What this prints is:

assigning lvalue...
[0x28fef8] copy assignment operator
[0x28fec8] copy constructor
[0x28fec8] destructor
ended assigning lvalue...

Makes sense – this faithfully represents what’s going on inside operator=. But suppose that we want to assign some rvalue to v2:

cout << "assigning rvalue...\n";
v2 = Intvec(33);
cout << "ended assigning rvalue...\n";

Although here I just assign a freshly constructed vector, it’s just a demonstration of a more general case where some temporary rvalue is being built and then assigned to v2 (this can happen for some function returning a vector, for example). What gets printed now is this:

assigning rvalue...
[0x28ff08] constructor
[0x28fef8] copy assignment operator
[0x28fec8] copy constructor
[0x28fec8] destructor
[0x28ff08] destructor
ended assigning rvalue...

Ouch, this looks like a lot of work. In particular, it has one extra pair of constructor/destructor calls to create and then destroy the temporary object. And this is a shame, because inside the copy assignment operator, another temporary copy is being created and destroyed. That’s extra work, for nothing.

Well, no more. C++11 gives us rvalue references with which we can implement “move semantics”, and in particular a “move assignment operator” [5]. Let’s add another operator= to Intvec:

Intvec& operator=(Intvec&& other)
{
    log("move assignment operator");
    std::swap(m_size, other.m_size);
    std::swap(m_data, other.m_data);
    return *this;
}

The && syntax is the new rvalue reference. It does exactly what it sounds it does – gives us a reference to an rvalue, which is going to be destroyed after the call. We can use this fact to just “steal” the internals of the rvalue – it won’t need them anyway! This prints:

assigning rvalue...
[0x28ff08] constructor
[0x28fef8] move assignment operator
[0x28ff08] destructor
ended assigning rvalue...

What happens here is that our new move assignment operator is invoked since an rvalue gets assigned to v2. The constructor and destructor calls are still needed for the temporary object that’s created by Intvec(33), but another temporary inside the assignment operator is no longer needed. The operator simply switches the rvalue’s internal buffer with its own, arranging it so the rvalue’s destructor will release our object’s own buffer, which is no longer used. Neat.

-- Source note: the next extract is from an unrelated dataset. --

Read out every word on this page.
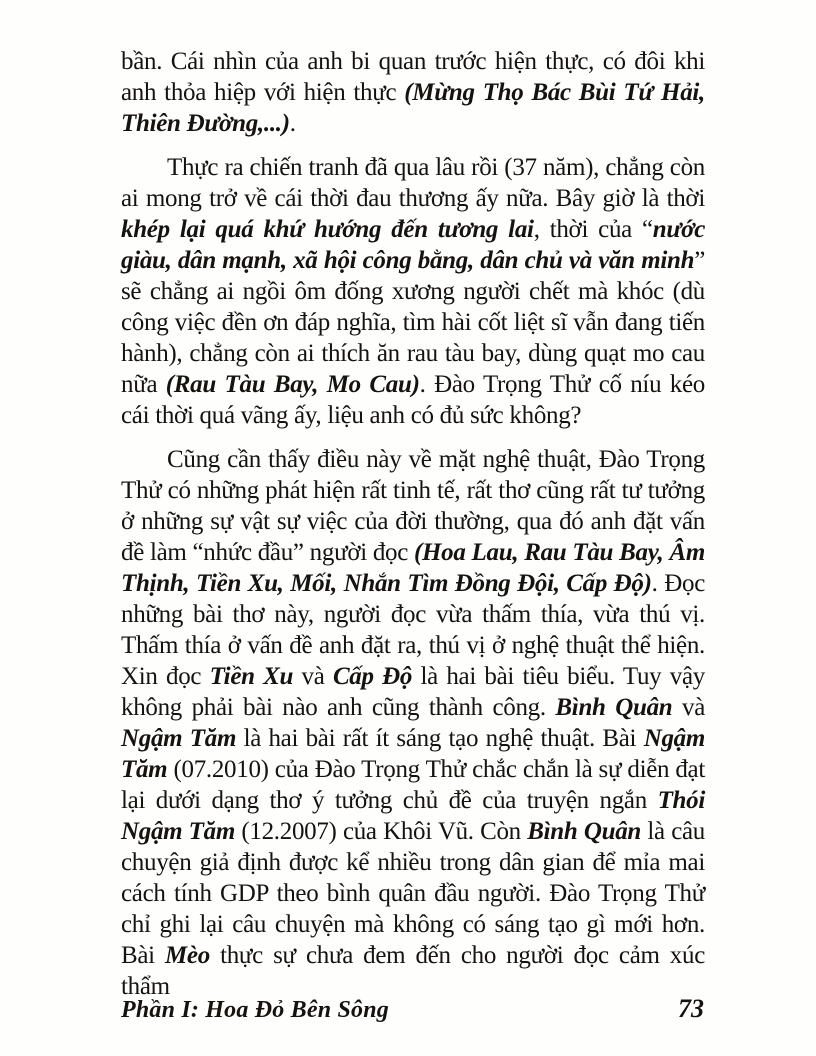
bần. Cái nhìn của anh bi quan trước hiện thực, có đôi khi anh thỏa hiệp với hiện thực (Mừng Thọ Bác Bùi Tứ Hải, Thiên Đường,...).

Thực ra chiến tranh đã qua lâu rồi (37 năm), chẳng còn ai mong trở về cái thời đau thương ấy nữa. Bây giờ là thời khép lại quá khứ hướng đến tương lai, thời của “nước giàu, dân mạnh, xã hội công bằng, dân chủ và văn minh” sẽ chẳng ai ngồi ôm đống xương người chết mà khóc (dù công việc đền ơn đáp nghĩa, tìm hài cốt liệt sĩ vẫn đang tiến hành), chẳng còn ai thích ăn rau tàu bay, dùng quạt mo cau nữa (Rau Tàu Bay, Mo Cau). Đào Trọng Thử cố níu kéo cái thời quá vãng ấy, liệu anh có đủ sức không?

Cũng cần thấy điều này về mặt nghệ thuật, Đào Trọng Thử có những phát hiện rất tinh tế, rất thơ cũng rất tư tưởng ở những sự vật sự việc của đời thường, qua đó anh đặt vấn đề làm “nhức đầu” người đọc (Hoa Lau, Rau Tàu Bay, Âm Thịnh, Tiền Xu, Mối, Nhắn Tìm Đồng Đội, Cấp Độ). Đọc những bài thơ này, người đọc vừa thấm thía, vừa thú vị. Thấm thía ở vấn đề anh đặt ra, thú vị ở nghệ thuật thể hiện. Xin đọc Tiền Xu và Cấp Độ là hai bài tiêu biểu. Tuy vậy không phải bài nào anh cũng thành công. Bình Quân và Ngậm Tăm là hai bài rất ít sáng tạo nghệ thuật. Bài Ngậm Tăm (07.2010) của Đào Trọng Thử chắc chắn là sự diễn đạt lại dưới dạng thơ ý tưởng chủ đề của truyện ngắn Thói Ngậm Tăm (12.2007) của Khôi Vũ. Còn Bình Quân là câu chuyện giả định được kể nhiều trong dân gian để mỉa mai cách tính GDP theo bình quân đầu người. Đào Trọng Thử chỉ ghi lại câu chuyện mà không có sáng tạo gì mới hơn. Bài Mèo thực sự chưa đem đến cho người đọc cảm xúc thẩm

Phần I: Hoa Đỏ Bên Sông	73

I’ll just mention once again that this example is only the tip of the iceberg on move semantics and rvalue references. As you can probably guess, it’s a complex subject with a lot of special cases and gotchas to consider. My point here was to demonstrate a very interesting application of the difference between lvalues and rvalues in C++. The compiler obviously knows when some entity is an rvalue, and can arrange to invoke the correct constructor at compile time.

Conclusion

One can write a lot of C++ code without being concerned with the issue of rvalues vs. lvalues, dismissing them as weird compiler jargon in certain error messages. However, as this article aimed to show, getting a better grasp of this topic can aid in a deeper understanding of certain C++ code constructs, and make parts of the C++ spec and discussions between language experts more intelligible.

Also, in the new C++ spec this topic becomes even more important, because C++11’s introduction of rvalue references and move semantics. To really grok this new feature of the language, a solid understanding of what rvalues and lvalues are becomes crucial.